If you walk out of here with an education instead of just a degree, you might learn to recognize why all of those stories I told you are sad, disgusting ones.

 

And they are sad. And they are disgusting. And some of you agree with me. But some of you don’t. Some of you are going to write me angry letters where you testify at me and tell me that the LDS employer was justified in telling my friend that her lack of faith meant a lack of employment. You’re going to assert that the cowardly miscreant who bullied a homosexual via an anonymous email is protected by the Bill of Rights and that I don’t believe in freedom of speech. You’re going to tell me that cops work hard to serve and protect us and I should trust their judgment, even if their actions constitute blatant profiling.

 

And I’m going to preemptively respond by saying that you are the people who are in serious need of re-prioritizing your time here at UVU. You are the people in desperate need of an education.

 

I’m going to ask you try a basic exercise in cognitive reasoning: the compare/contrast.

 

If my atheist friend ran a business and told a Mormon woman that her religious values made her unemployable, would you think that was justified?

 

If a student employee who disagreed with message of UVU’s recently staged Easter pageant deceived interested parties by telling them that tickets were unavailable, do you think that student would still have a job?

 

If a homosexual sent a letter around school indicating that another person’s heterosexuality was a symptom of mental illness and moral bankruptcy, would you feel that writer was justified?

 

You already know the answer.

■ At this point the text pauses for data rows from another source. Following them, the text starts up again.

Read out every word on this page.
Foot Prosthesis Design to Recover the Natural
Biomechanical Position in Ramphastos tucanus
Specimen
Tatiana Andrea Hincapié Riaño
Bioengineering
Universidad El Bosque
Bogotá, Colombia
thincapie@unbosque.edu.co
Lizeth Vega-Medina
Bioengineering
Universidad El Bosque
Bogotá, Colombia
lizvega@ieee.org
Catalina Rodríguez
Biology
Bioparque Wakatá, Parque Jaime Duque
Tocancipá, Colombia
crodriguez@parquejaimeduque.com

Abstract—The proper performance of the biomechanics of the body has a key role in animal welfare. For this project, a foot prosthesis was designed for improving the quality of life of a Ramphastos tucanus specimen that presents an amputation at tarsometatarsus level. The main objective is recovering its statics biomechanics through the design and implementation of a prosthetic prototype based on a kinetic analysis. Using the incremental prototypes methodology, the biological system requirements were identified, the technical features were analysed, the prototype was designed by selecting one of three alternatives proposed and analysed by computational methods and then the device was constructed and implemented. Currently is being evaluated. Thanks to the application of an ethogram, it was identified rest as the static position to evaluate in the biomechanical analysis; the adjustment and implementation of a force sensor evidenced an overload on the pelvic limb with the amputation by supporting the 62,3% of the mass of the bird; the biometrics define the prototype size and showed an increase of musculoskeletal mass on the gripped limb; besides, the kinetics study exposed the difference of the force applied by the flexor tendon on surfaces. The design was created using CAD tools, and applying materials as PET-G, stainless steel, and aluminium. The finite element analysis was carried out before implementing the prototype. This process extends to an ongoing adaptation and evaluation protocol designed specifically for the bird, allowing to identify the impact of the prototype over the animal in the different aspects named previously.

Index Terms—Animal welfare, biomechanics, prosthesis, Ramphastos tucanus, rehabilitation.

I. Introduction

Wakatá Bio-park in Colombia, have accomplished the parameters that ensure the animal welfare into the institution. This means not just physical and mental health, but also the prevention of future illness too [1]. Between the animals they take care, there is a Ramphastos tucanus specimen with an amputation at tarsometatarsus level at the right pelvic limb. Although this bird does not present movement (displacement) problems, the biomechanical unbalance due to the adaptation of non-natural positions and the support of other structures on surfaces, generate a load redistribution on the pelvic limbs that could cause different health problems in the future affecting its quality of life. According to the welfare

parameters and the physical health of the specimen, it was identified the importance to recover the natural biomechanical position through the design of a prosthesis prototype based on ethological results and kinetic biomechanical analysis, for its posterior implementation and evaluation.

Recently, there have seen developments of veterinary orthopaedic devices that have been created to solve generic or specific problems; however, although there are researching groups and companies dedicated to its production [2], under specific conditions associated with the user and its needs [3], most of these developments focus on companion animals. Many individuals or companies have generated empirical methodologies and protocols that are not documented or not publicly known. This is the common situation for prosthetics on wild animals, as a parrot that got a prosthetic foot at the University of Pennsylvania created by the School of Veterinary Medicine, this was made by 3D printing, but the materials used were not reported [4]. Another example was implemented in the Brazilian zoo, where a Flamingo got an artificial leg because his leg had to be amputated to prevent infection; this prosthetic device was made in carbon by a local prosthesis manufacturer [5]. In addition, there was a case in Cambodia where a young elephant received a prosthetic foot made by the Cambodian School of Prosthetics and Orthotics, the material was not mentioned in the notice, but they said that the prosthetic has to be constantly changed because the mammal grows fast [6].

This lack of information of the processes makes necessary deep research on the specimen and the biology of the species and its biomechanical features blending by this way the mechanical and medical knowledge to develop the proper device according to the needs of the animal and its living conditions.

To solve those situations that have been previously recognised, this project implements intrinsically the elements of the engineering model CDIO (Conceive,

If all three of those situations happened, it would be a perfect storm of outrage. That business owner would be roundly boycotted by every LDS ward in Utah County, that student employee would be found out and fired and the Christian Right would be howling for the blood of that letter’s author. They’d probably call it “reverse discrimination,” which inherently implies that A) it’s an even worse form of discrimination from a bizarro universe, and B), if this were regular old garden-variety discrimination, it’d somehow be less of a cause for fuss.

 

Basically, I’m telling you to do to unto others what you would have done unto you. And it’s a simple concept. It’s six-inch high curb that you have to step over in order to come and join the ranks of decent citizenry. But it’s apparently necessary to tell you that if you don’t like a form of treatment, don’t apply that treatment to someone else. It’s sad that I have to tell you this. It’s even sadder that you’re probably going to crumple this paper up and throw it away and not think about it. It’s sad that your parents, your bishops, beloved cartoon characters, various muppets, your teachers and even Jesus Christ Himself have all told you this and you still don’t get it.

 

But, I’m holding out hope that education will save you. If you let it.

 

Maybe, just maybe, if you don’t completely waste your time here at UVU, if you use this university for its intended purpose, then those of you who think this anti-social behavior I’ve described is acceptable will change your ignorant and embarrassing tune. You’ll maybe do some reading that turns you around, or have an experience that flies in the face of your current value system, or even engage in some honest critical thinking on your own time. And you’ll leave here a better person.

 

Or, you can leave here with a piece of paper. It’s your choice.